Concernant l'appréciation des preuves, le Tribunal fédéral n'intervient, du chef de l'art. 9 Cst., que si le juge du fait n'a manifestement pas compris le sens et la portée d'un moyen de preuve, a omis sans raisons objectives de tenir compte des preuves pertinentes ou a effectué, sur la base des éléments recueillis, des déductions insoutenables (ATF 137 III 226 consid. 4.2; 136 III 552 consid. 4.2; 134 V 53 consid. 4.3; 133 II 249 consid. 1.4.3; 129 I 8 consid. 2.1). 

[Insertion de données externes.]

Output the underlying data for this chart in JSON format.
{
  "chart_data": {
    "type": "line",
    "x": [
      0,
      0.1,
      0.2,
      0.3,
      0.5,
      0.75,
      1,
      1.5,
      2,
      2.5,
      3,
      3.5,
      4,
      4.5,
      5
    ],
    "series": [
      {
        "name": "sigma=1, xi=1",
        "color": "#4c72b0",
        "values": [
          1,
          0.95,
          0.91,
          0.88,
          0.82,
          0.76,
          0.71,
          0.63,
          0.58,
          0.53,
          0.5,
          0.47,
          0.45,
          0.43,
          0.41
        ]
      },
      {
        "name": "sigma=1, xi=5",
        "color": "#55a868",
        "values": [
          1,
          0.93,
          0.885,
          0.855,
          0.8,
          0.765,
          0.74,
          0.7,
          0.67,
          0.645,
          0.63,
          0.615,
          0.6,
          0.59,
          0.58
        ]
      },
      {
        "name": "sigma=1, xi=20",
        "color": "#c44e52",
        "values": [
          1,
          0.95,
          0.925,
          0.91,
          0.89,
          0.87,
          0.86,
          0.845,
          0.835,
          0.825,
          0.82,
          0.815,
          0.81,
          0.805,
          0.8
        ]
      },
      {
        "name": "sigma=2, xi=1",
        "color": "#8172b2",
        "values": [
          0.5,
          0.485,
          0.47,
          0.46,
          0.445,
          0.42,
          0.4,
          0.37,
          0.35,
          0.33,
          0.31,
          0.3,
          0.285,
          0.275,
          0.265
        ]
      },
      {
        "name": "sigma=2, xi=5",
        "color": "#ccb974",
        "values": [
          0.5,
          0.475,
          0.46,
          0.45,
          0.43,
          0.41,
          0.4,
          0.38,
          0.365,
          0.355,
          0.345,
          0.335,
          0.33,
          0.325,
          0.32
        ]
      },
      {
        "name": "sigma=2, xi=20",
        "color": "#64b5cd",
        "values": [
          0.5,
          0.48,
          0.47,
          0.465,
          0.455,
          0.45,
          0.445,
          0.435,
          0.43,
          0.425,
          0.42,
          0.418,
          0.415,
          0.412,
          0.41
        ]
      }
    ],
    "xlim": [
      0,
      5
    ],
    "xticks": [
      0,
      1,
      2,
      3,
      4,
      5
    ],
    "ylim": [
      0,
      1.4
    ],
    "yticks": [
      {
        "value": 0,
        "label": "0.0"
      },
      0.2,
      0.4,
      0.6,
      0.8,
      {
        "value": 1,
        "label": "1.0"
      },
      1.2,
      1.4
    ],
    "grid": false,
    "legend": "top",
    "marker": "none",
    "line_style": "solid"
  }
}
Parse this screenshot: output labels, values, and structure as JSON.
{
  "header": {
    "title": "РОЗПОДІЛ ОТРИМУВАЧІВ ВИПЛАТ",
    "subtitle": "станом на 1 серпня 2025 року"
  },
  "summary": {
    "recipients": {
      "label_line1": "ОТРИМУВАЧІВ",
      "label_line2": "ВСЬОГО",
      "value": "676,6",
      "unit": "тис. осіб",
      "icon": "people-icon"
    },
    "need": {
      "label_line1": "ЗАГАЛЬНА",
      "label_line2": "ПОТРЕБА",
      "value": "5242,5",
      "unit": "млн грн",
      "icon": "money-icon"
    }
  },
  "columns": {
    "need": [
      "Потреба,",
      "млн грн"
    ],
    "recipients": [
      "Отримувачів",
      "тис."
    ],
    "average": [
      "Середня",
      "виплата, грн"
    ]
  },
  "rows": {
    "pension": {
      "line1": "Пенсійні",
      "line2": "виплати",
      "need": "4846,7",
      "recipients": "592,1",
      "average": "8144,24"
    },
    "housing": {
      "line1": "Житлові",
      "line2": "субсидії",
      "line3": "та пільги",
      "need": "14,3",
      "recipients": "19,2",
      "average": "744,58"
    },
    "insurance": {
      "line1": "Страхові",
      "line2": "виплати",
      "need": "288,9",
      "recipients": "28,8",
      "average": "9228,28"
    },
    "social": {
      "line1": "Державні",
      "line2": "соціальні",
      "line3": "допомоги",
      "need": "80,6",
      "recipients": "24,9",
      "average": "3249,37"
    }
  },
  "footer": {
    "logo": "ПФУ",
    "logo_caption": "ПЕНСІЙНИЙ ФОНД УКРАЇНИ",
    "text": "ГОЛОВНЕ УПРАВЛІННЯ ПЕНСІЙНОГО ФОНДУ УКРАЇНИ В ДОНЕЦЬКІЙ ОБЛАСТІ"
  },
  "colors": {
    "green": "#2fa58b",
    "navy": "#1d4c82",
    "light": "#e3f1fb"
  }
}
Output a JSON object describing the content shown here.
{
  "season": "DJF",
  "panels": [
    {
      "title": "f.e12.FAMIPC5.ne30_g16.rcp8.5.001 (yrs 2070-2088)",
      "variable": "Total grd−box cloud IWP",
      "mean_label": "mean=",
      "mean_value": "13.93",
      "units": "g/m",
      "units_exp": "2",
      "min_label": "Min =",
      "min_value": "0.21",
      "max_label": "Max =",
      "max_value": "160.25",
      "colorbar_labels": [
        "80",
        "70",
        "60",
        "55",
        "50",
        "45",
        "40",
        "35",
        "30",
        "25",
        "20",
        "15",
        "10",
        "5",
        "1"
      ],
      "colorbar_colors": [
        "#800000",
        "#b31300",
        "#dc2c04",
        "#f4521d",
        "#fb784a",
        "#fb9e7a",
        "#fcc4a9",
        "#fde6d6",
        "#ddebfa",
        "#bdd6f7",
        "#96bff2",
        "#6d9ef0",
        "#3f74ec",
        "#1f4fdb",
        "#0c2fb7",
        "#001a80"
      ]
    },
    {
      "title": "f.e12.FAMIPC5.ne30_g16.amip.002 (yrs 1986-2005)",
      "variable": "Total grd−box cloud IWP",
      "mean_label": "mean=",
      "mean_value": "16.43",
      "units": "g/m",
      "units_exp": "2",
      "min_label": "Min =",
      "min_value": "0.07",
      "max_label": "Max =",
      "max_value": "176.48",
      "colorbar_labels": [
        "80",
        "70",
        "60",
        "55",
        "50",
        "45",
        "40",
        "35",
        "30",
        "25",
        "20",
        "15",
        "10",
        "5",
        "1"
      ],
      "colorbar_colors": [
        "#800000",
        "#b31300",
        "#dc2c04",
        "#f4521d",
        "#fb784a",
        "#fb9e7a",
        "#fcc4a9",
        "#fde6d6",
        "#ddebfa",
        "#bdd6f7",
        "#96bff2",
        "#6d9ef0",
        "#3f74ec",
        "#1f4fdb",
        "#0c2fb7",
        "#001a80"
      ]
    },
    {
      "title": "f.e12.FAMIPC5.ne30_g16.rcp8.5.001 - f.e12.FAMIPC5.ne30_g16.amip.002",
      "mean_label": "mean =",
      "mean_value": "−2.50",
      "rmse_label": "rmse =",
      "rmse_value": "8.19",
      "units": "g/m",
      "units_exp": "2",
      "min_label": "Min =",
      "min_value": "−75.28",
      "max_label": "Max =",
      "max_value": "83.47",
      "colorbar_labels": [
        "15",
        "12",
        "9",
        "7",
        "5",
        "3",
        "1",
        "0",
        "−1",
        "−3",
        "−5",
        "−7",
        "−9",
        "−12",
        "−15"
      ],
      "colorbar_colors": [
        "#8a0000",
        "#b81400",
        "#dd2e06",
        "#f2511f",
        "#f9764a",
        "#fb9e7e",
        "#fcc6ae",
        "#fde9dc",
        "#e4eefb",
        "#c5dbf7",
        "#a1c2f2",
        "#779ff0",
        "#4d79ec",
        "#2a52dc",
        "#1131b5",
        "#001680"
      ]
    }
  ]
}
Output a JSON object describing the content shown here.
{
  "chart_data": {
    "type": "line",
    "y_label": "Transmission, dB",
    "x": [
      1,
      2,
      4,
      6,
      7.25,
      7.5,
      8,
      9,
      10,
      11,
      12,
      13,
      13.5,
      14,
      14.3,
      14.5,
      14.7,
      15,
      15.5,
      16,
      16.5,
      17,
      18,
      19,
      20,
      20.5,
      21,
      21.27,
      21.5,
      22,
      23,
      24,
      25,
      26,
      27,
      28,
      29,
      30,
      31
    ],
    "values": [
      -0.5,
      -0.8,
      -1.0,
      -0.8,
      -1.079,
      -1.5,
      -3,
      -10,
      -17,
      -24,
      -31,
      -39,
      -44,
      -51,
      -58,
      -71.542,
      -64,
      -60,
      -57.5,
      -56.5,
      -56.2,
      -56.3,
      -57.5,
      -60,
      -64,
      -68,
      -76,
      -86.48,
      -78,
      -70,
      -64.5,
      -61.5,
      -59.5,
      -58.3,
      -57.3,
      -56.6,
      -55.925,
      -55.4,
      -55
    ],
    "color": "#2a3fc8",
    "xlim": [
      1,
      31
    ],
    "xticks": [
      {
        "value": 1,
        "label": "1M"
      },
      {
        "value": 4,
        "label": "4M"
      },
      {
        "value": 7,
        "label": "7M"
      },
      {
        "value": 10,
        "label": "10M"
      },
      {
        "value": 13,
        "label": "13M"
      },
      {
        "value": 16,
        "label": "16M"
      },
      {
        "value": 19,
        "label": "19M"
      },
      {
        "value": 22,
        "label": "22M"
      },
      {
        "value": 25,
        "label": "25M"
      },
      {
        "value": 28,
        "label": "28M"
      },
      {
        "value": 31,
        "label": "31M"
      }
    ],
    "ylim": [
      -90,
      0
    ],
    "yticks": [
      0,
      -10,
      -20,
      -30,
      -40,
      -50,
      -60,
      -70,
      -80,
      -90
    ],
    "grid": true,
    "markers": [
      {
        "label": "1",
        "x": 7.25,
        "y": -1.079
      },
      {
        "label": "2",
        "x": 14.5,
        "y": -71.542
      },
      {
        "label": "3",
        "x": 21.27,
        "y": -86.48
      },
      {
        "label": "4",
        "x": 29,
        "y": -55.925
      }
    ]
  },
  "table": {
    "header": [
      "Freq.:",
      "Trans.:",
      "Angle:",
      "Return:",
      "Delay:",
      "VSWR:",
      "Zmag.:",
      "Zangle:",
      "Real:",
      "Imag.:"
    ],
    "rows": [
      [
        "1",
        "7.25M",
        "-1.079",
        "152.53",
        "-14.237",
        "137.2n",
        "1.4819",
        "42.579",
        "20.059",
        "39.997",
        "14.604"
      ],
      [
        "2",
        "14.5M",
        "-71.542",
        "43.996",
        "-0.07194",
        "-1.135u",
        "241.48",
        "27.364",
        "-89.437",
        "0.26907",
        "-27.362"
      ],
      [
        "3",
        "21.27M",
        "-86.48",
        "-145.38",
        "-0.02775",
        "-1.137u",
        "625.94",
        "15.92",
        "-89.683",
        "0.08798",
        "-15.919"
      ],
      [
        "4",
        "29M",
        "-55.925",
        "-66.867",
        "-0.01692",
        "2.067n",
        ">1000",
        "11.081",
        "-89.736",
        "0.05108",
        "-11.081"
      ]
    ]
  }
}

La critique de l'état de fait retenu est soumise au principe strict de l'allégation énoncé par l'art. 106 al. 2 LTF (ATF 140 III 264 consid. 2.3 et les références citées). La partie qui entend attaquer les faits constatés par l'autorité précédente doit expliquer clairement et de manière circonstanciée en quoi ces conditions seraient réalisées (ATF 140 III 16 consid. 1.3.1 et les références citées). Si elle souhaite obtenir un complètement de l'état de fait, elle doit aussi démontrer, par des renvois précis aux pièces du dossier, qu'elle a présenté aux autorités précédentes, en conformité avec les règles de la procédure, les faits juridiquement pertinents à cet égard et les moyens de preuve adéquats (ATF 140 III 86 consid. 2). Si la critique ne satisfait pas à ces exigences, les allégations relatives à un état de fait qui s'écarterait de celui de la décision attaquée ne pourront pas être prises en considération (ATF 140 III 16 consid. 1.3.1). Les critiques de nature appellatoire sont irrecevables (ATF 130 I 258 consid. 1.3). 
 
2.2. Le Tribunal fédéral applique en principe d'office le droit (art. 106 al. 1 LTF) à l'état de fait constaté dans l'arrêt cantonal (ou à l'état de fait qu'il aura rectifié). Cela ne signifie pas que le Tribunal fédéral examine, comme le ferait un juge de première instance, toutes les questions juridiques qui pourraient se poser. Compte tenu de l'obligation de motiver imposée par l'art. 42 al. 2 LTF, il ne traite que les questions qui sont soulevées devant lui par les parties, à moins que la violation du droit ne soit manifeste (ATF 140 III 115 consid. 2, 86 consid. 2). Il n'est en revanche pas lié par l'argumentation juridique développée par les parties ou par l'autorité précédente; il peut admettre le recours, comme il peut le rejeter en procédant à une substitution de motifs (ATF 135 III 397 consid. 1.4).  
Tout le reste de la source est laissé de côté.